Trigo sarraceno con requesón y cebolla Recipe
El trigo sarraceno con requesón y cebolla salteada es un plato muy sencillo pero increíblemente saciante, que en muchos hogares polacos aparece como comida o cena rápida. Es un poco como la versión polaca del risotto: en lugar de arroz hay trigo sarraceno y, en lugar de parmesano, requesón y cebolla.
El trigo sarraceno con requesón y cebolla es un plato muy polaco y rústico, que combina el sabor ligeramente a nuez del trigo sarraceno con el requesón cremoso y ligeramente ácido. Aporta una sensación de saciedad similar al risotto, pero es más sencillo, más "terroso" y encaja perfectamente en una cocina casera y económica.
Consejos del chef
Siempre enjuago el trigo sarraceno en un colador y, si es tostado, lo tuesto brevemente en una sartén seca para potenciar su aroma antes de añadir el agua. Vigila la proporción de líquido y no remuevas el trigo todo el rato: déjalo absorber el agua tranquilamente, de lo contrario los granos se romperán. Fríe la cebolla en mantequilla lentamente, hasta que esté dorada y ligeramente dulce; ella, junto con el requesón, hace prácticamente toda la salsa.
Sugerencias de servicio
Lo sirvo más a menudo como plato principal rápido, acompañado de un vaso de kéfir o de leche fermentada: este conjunto va de maravilla después de un paseo largo o de hacer la compra. También puedes añadir pepinillo fermentado o remolacha fría para aportar un poco de acidez y color al plato. Es además un plato económico perfecto para llevar en táper al trabajo: sabe igual de bien caliente que templado.
Ingredientes
- trigo sarraceno crudo o tostado - 200 g
- requesón semigraso - 200 g
- cebolla mediana - 2 pieza
- mantequilla - 2 cucharadas
- agua o caldo de verduras - 400 ml
- sal al gusto
- pimienta al gusto
- perejil fresco opcional - 0.25 manojo
Preparación
- Enjuaga el trigo sarraceno en un colador bajo el chorro de agua. Pásalo a una olla, cúbrelo con agua o caldo (proporción 1 parte de trigo por 2 partes de líquido) y añade un poco de sal.
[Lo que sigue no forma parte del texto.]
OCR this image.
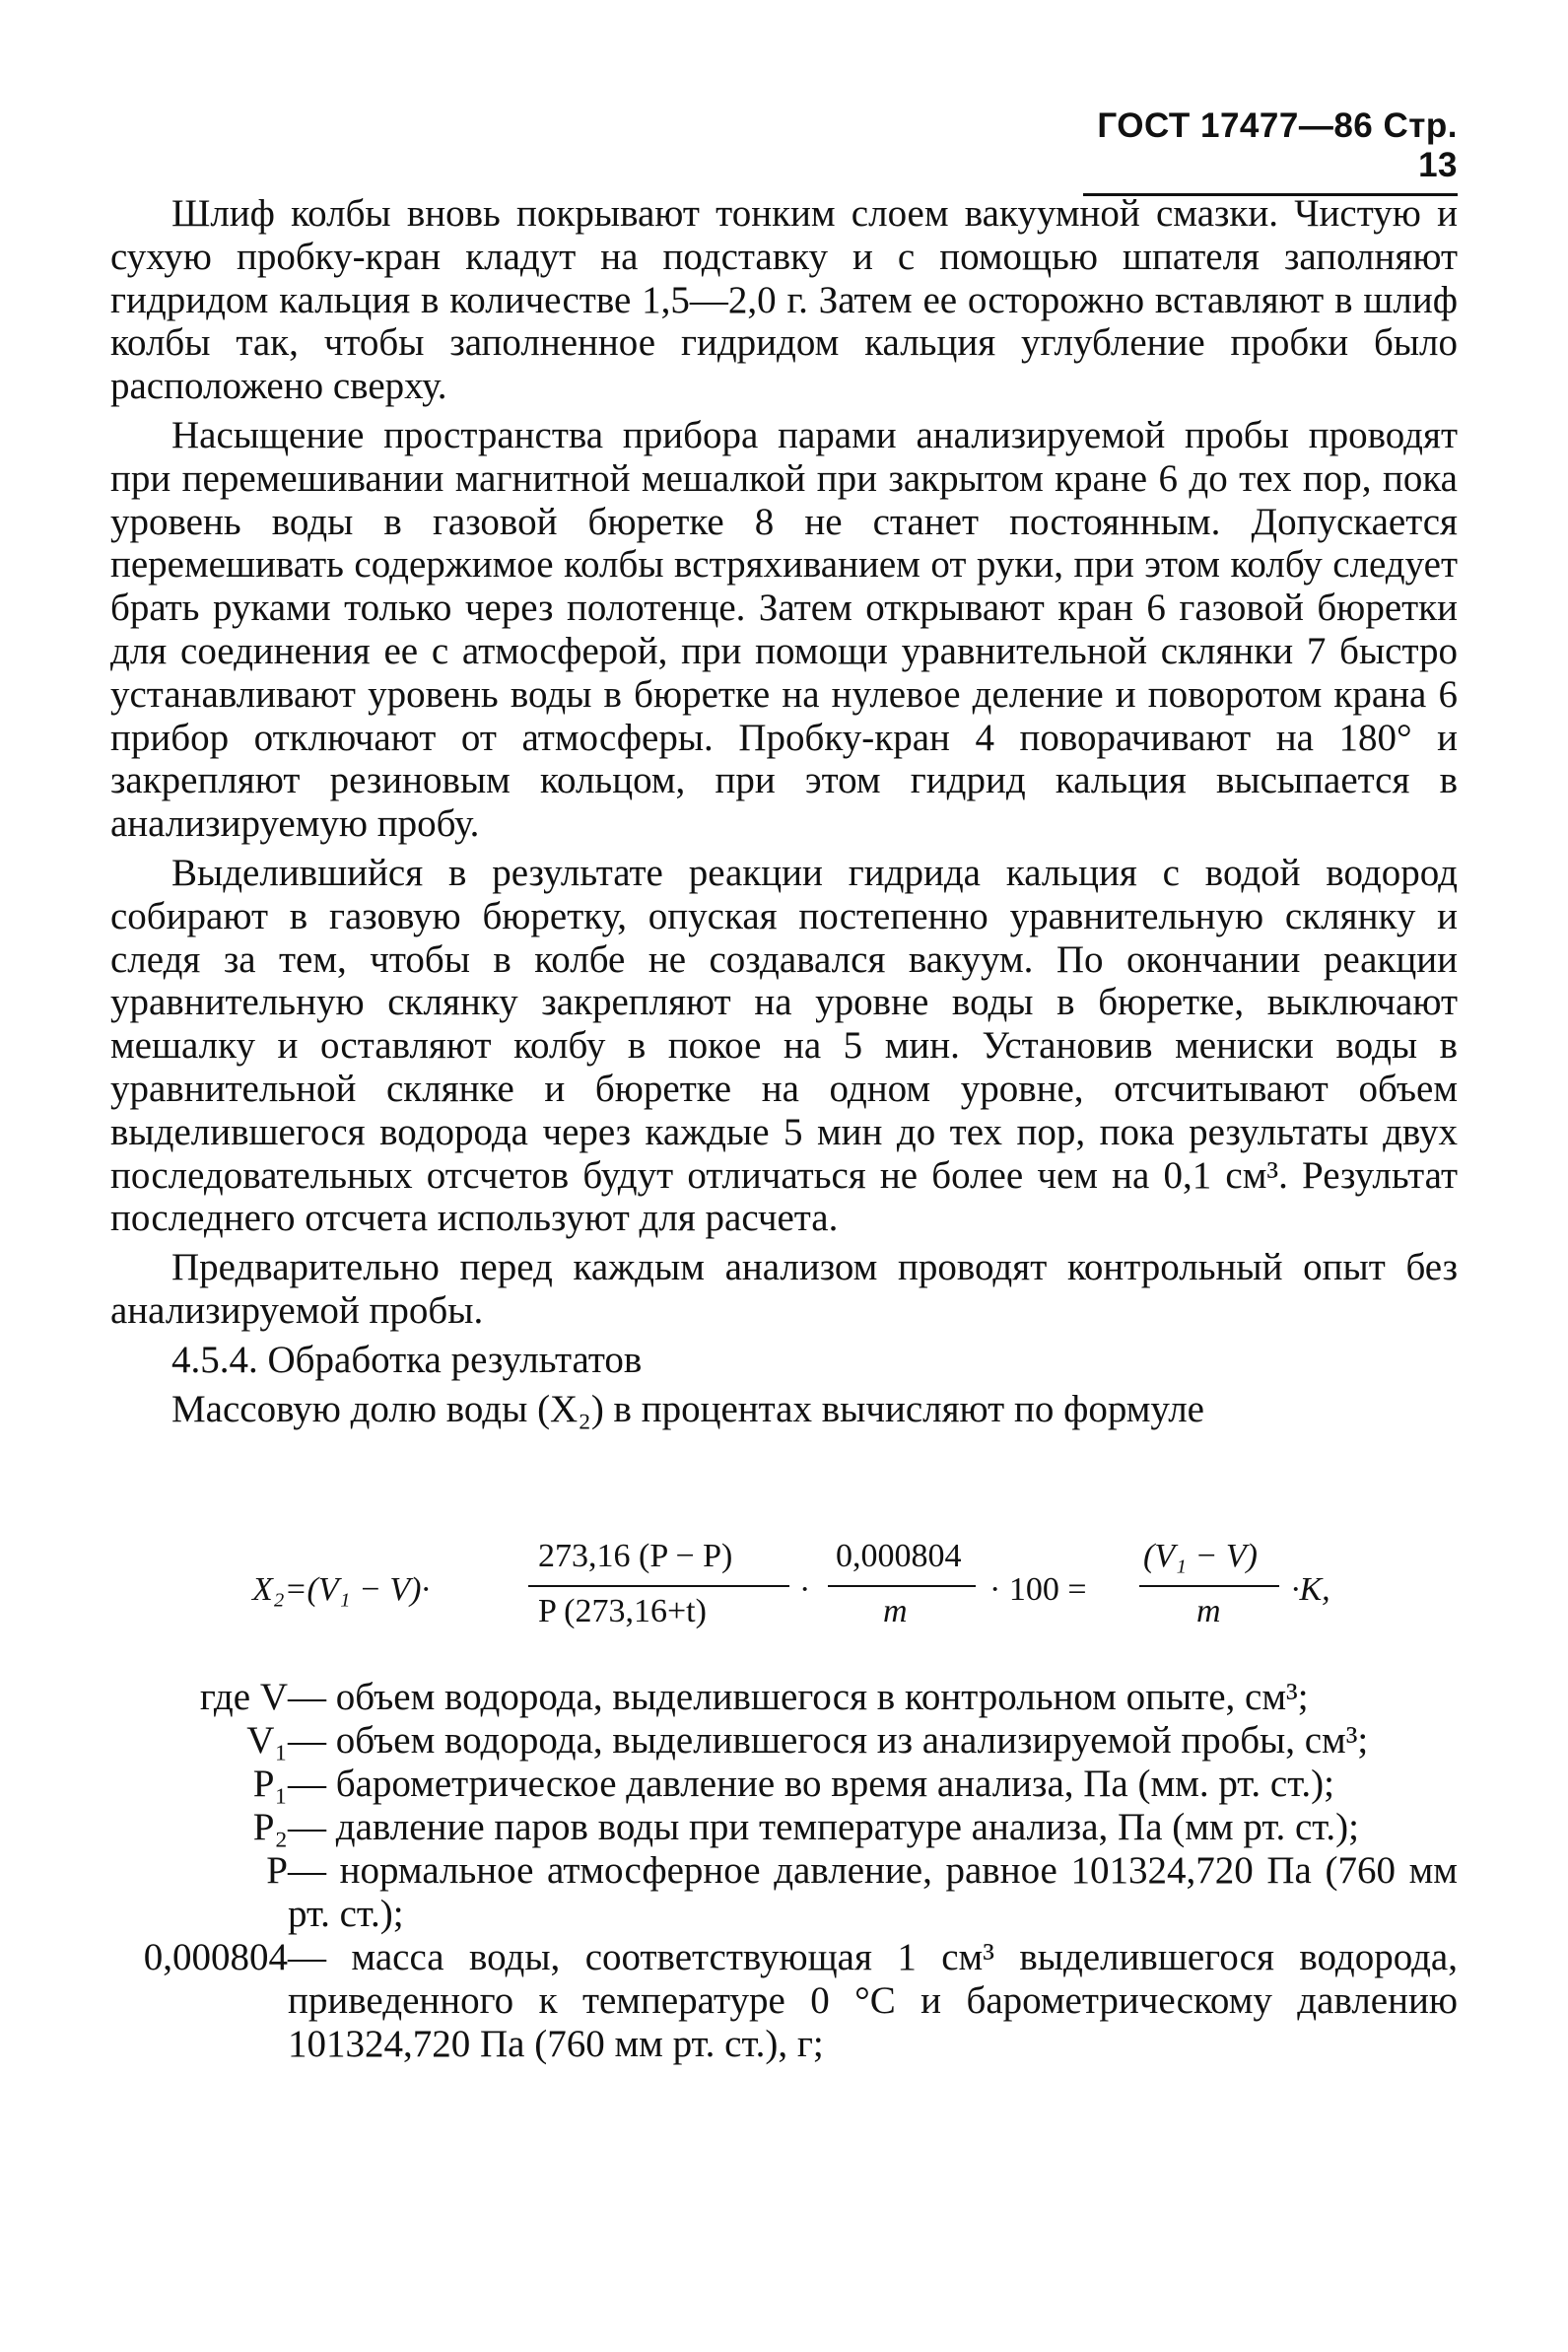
ГОСТ 17477—86 Стр. 13

Шлиф колбы вновь покрывают тонким слоем вакуумной смазки. Чистую и сухую пробку-кран кладут на подставку и с помощью шпателя заполняют гидридом кальция в количестве 1,5—2,0 г. Затем ее осторожно вставляют в шлиф колбы так, чтобы заполненное гидридом кальция углубление пробки было расположено сверху.

Насыщение пространства прибора парами анализируемой пробы проводят при перемешивании магнитной мешалкой при закрытом кране 6 до тех пор, пока уровень воды в газовой бюретке 8 не станет постоянным. Допускается перемешивать содержимое колбы встряхиванием от руки, при этом колбу следует брать руками только через полотенце. Затем открывают кран 6 газовой бюретки для соединения ее с атмосферой, при помощи уравнительной склянки 7 быстро устанавливают уровень воды в бюретке на нулевое деление и поворотом крана 6 прибор отключают от атмосферы. Пробку-кран 4 поворачивают на 180° и закрепляют резиновым кольцом, при этом гидрид кальция высыпается в анализируемую пробу.

Выделившийся в результате реакции гидрида кальция с водой водород собирают в газовую бюретку, опуская постепенно уравнительную склянку и следя за тем, чтобы в колбе не создавался вакуум. По окончании реакции уравнительную склянку закрепляют на уровне воды в бюретке, выключают мешалку и оставляют колбу в покое на 5 мин. Установив мениски воды в уравнительной склянке и бюретке на одном уровне, отсчитывают объем выделившегося водорода через каждые 5 мин до тех пор, пока результаты двух последовательных отсчетов будут отличаться не более чем на 0,1 см³. Результат последнего отсчета используют для расчета.

Предварительно перед каждым анализом проводят контрольный опыт без анализируемой пробы.

4.5.4. Обработка результатов

Массовую долю воды (X₂) в процентах вычисляют по формуле

X₂=(V₁ − V)·
273,16 (P − P)
P (273,16+t)
·
0,000804
m
· 100 =
(V₁ − V)
m
·K,
где V — объем водорода, выделившегося в контрольном опыте, см³;
V₁ — объем водорода, выделившегося из анализируемой пробы, см³;
P₁ — барометрическое давление во время анализа, Па (мм. рт. ст.);
P₂ — давление паров воды при температуре анализа, Па (мм рт. ст.);
P — нормальное атмосферное давление, равное 101324,720 Па (760 мм рт. ст.);
0,000804 — масса воды, соответствующая 1 см³ выделившегося водорода, приведенного к температуре 0 °С и барометрическому давлению 101324,720 Па (760 мм рт. ст.), г;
- Lleva el trigo sarraceno a ebullición, baja el fuego al mínimo, tapa y cuece de 12 a 15 minutos, hasta que absorba el líquido y esté tierno pero no pasado. Después de la cocción, deja reposar tapado 5 minutos.
- Pela las cebollas y córtalas en dados pequeños.
- Calienta mantequilla clarificada o aceite en una sartén a fuego medio. Añade la cebolla y fríe de 8 a 10 minutos, removiendo de vez en cuando, hasta que se ablande bien y tome un color dorado. Si empieza a quemarse, baja el fuego.
- Desmenuza el requesón con un tenedor en un bol en trozos más pequeños.
- Añade a la cazuela con trigo sarraceno la mitad de la cebolla salteada y mezcla. Sazona con sal y pimienta al gusto.
- Reparte porciones de trigo sarraceno en los platos. Coloca por encima el requesón y el resto de la cebolla de la sartén. Puedes mezclar ligeramente en el plato para que el requesón se temple un poco.
- Espolvorea el plato con perejil picado y sirve enseguida, bien caliente.
Conservación
Las sobras de trigo sarraceno con cebolla puedes guardarlas en un recipiente hermético en la nevera hasta 2 días. Caliéntalas suavemente en una sartén o en el microondas, y el requesón añádelo preferiblemente fresco justo antes de servir para que conserve mejor su textura.